Maintain third-person neuter pronoun reality

"Seven years ago we added DQ into our stack" "decisioning" "what we call neo-real-time"

I thought it would be a conference featuring software users speaking with interest and enthusiasm about how they have employed a particular set of software packages to help them do their job.

If only...

I'm happy to say that the bloke from our team did a really good clear, concise and informative presentation with well-planned, simple and grammatically consistent slides. The same went for one other techie; he was enthusiastic, concise and believable.

The rest... brrrr.
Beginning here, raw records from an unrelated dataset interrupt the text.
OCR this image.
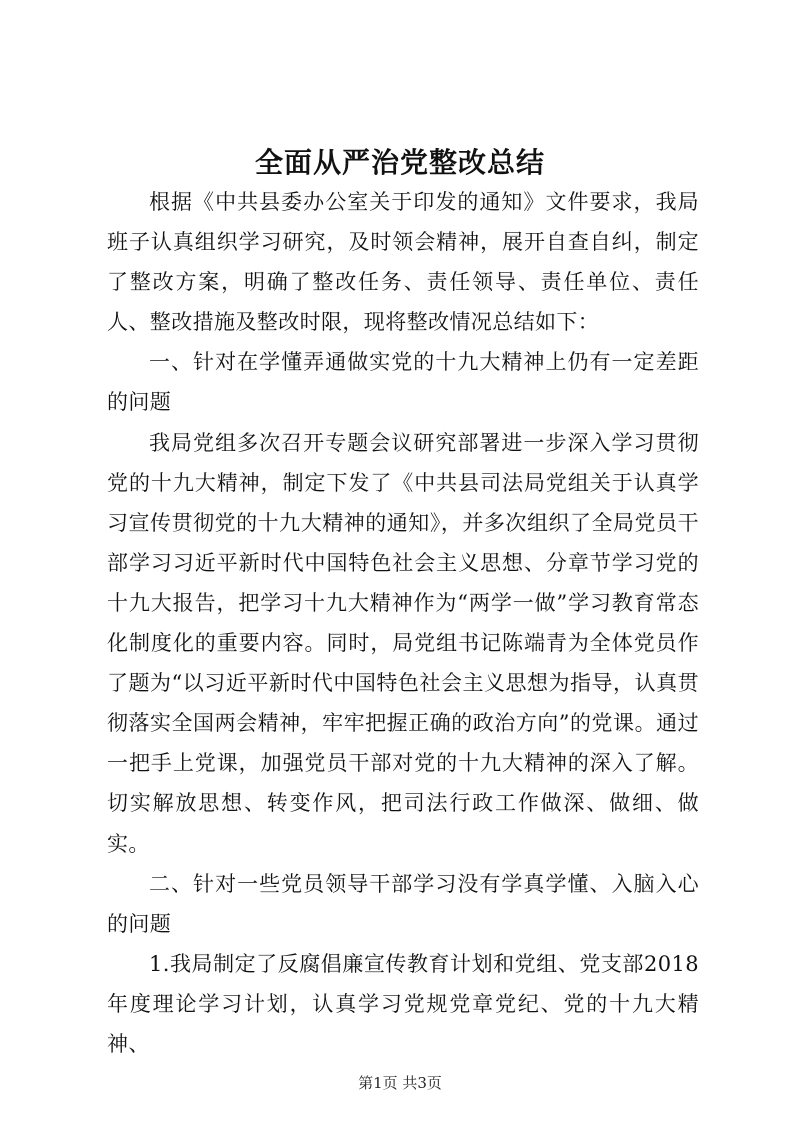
全面从严治党整改总结

根据《中共县委办公室关于印发的通知》文件要求，我局班子认真组织学习研究，及时领会精神，展开自查自纠，制定了整改方案，明确了整改任务、责任领导、责任单位、责任人、整改措施及整改时限，现将整改情况总结如下：

一、针对在学懂弄通做实党的十九大精神上仍有一定差距的问题

我局党组多次召开专题会议研究部署进一步深入学习贯彻党的十九大精神，制定下发了《中共县司法局党组关于认真学习宣传贯彻党的十九大精神的通知》，并多次组织了全局党员干部学习习近平新时代中国特色社会主义思想、分章节学习党的十九大报告，把学习十九大精神作为“两学一做”学习教育常态化制度化的重要内容。同时，局党组书记陈端青为全体党员作了题为“以习近平新时代中国特色社会主义思想为指导，认真贯彻落实全国两会精神，牢牢把握正确的政治方向”的党课。通过一把手上党课，加强党员干部对党的十九大精神的深入了解。切实解放思想、转变作风，把司法行政工作做深、做细、做实。

二、针对一些党员领导干部学习没有学真学懂、入脑入心的问题

1.我局制定了反腐倡廉宣传教育计划和党组、党支部2018年度理论学习计划，认真学习党规党章党纪、党的十九大精神、

第1页 共3页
Of the two worst one was delivered by a manager/techie (who went through the slides too quickly to be able to match the huge swathe of lines, icons and multiply-worded annotations to the mumbled narration though he is apparently fine in face-to-face contacts but was just rushed into this and had no time to plan) and one by a more managery manager (lot's of speling mistakes, and grammatical errors, and, excessive punctuation!!!) who may have been obliquely mentioned somewhere before in this journal for his over-reliance on meaning-free suitspeak. Another was trying to be too funny, one hasn't stuck in my mind at all and one was an hour-long sales pitch by someone who spoke like the kid in school who wanted to pretend that they had a sort of mid-atlantic accent but who couldn't really pull it off because they just changed the accent on some sounds whilst leaving other bits intact whilst not using any particularly transatlantic idioms; pronouncing "data" as "dayda" rather than the more usual non-British English-speaking "dahta". There were many other just-change-the-T-to-a-D examples such as "compedidors", "indegraded", "disdribuded" and "actividy". I caught myself sighing and clutching my forehead several times and only noticed at the end that one of the bigwig organising-entities was sitting directly behind me. Hopefully he didn't catch the exasperated mutter which slipped out when the presenter made a typical managerish Powerpoint mistake.

I wonder sometimes if people think in the same voice they use when speaking and writing. Do neds and builders really think in expletives? Do management think in buzzwords? Do the current crop of students mentally insert "yeah, so" every six words? Bob only knows what passes through this gentleman's mind when he decides that he needs to go to the toilet. Even standing up must take a few minutes to organise.

As TFP has mentioned there were lots of free leather things being given away. As with my other inconventiently-sized souvenir office-document-transport folder things I shall use them for keeping printer paper nice and crispy on the floor under my desk at home.

Might stick some blipcards in the business card holder.